What a Difference 4 Months Make: My Unnerving Search for the Good
I leaned with my elbows against my porch, looking up at the stars that had barely been there the previous month, the cold March wind whipping my chest and face, a surprise freeze after nearly-Spring weather. I thought about tomorrow. I couldn’t see it.
I couldn’t see any of the days that rolled out before me. All I could see was that sky.
For years, I could see my future. For two of them, it was even the future I wanted: adventure and travel and new shades of green; a home and kids and dogs; love and touch. For the rest of the years, I could still see my future, and though it wasn’t what I wanted, it was there and it was predictable and it was mine. It was something to look at and something to wait for.
Now, the future — the next minute, even — looked like nothing. Not empty, necessarily, but blank. Unpainted. Completely unknown. It was somewhat threatening, but not mostly. Mostly it was filled with good.
Four months before my life changed forever, I had decided to only put one foot in front of the other if it was for the sake of following the good. The next good thing, which would lead me to the next and the next. I did it most days. Sometimes my head turned in on itself and everything was scrambled and sad, but mostly I led myself in the right direction.
The thing they don’t tell you about following the good is that sometimes that means choosing the bad. Most people assume that a happy life means an easy one, but I’m not sure when those two things became linked. Sometimes the good is on the other side of the swamp. Not realizing that is what makes people settle. But “not bad” in no way equals good. And it never will.

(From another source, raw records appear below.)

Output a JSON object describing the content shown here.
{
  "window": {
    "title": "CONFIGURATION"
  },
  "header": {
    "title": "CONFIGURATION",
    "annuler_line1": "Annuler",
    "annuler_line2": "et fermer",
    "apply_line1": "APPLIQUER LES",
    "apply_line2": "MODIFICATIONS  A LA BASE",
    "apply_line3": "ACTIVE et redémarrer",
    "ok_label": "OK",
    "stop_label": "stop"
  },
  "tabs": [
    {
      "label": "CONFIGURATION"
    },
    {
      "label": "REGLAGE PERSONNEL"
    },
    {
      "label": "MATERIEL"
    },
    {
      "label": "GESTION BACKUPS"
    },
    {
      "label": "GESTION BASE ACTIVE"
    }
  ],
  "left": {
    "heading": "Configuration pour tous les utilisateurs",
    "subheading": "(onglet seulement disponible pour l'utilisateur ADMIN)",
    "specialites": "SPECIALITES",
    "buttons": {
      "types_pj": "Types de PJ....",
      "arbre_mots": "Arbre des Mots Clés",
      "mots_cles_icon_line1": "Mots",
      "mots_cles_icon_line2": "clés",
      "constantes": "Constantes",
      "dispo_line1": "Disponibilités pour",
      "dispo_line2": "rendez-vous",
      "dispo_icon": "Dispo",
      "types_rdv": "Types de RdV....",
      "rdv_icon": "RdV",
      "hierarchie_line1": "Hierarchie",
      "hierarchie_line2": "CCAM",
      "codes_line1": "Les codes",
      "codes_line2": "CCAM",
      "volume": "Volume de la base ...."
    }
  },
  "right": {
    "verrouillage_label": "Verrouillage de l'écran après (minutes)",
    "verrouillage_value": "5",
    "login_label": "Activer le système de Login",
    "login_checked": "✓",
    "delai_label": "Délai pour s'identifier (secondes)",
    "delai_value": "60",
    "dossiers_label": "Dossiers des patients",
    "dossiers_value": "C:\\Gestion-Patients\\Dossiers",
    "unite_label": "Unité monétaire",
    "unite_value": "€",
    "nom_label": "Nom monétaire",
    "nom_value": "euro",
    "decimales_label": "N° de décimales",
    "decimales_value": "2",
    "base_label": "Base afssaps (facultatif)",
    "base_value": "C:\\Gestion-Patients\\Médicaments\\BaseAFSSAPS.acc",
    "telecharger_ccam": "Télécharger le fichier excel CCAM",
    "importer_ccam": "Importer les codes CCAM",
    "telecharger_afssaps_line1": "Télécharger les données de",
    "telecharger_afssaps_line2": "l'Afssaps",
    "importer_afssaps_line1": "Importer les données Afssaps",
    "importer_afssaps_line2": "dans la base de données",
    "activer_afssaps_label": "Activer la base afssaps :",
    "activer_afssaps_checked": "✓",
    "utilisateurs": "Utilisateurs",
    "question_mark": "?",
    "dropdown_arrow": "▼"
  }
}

For me, I decided to put my trust in a future and all of the things within in that I couldn’t see. There was no detail. There was just a haze of goodness. I knew I would lead myself there. I knew that if I left this guy, then the guy I’d been dreaming about would be within my reach. Maybe I’d already met him. Maybe I hadn’t. Maybe, even, he didn’t exist or I wouldn’t find him. All of those options were better than the relationship I was in, though. All of them were an unknown I could handle compared to a known that I couldn’t live with anymore.
The road to good twists. It’s pockmarked. It changes and it’s scary and, for me, the one word I’ve used to describe it is “strange.” Everything’s felt strange, as though I’m living my life in a mirror where most things are the same but slightly off and where I don’t really recognize anything fully. Perhaps that’s what life looks like when you’re moving forward.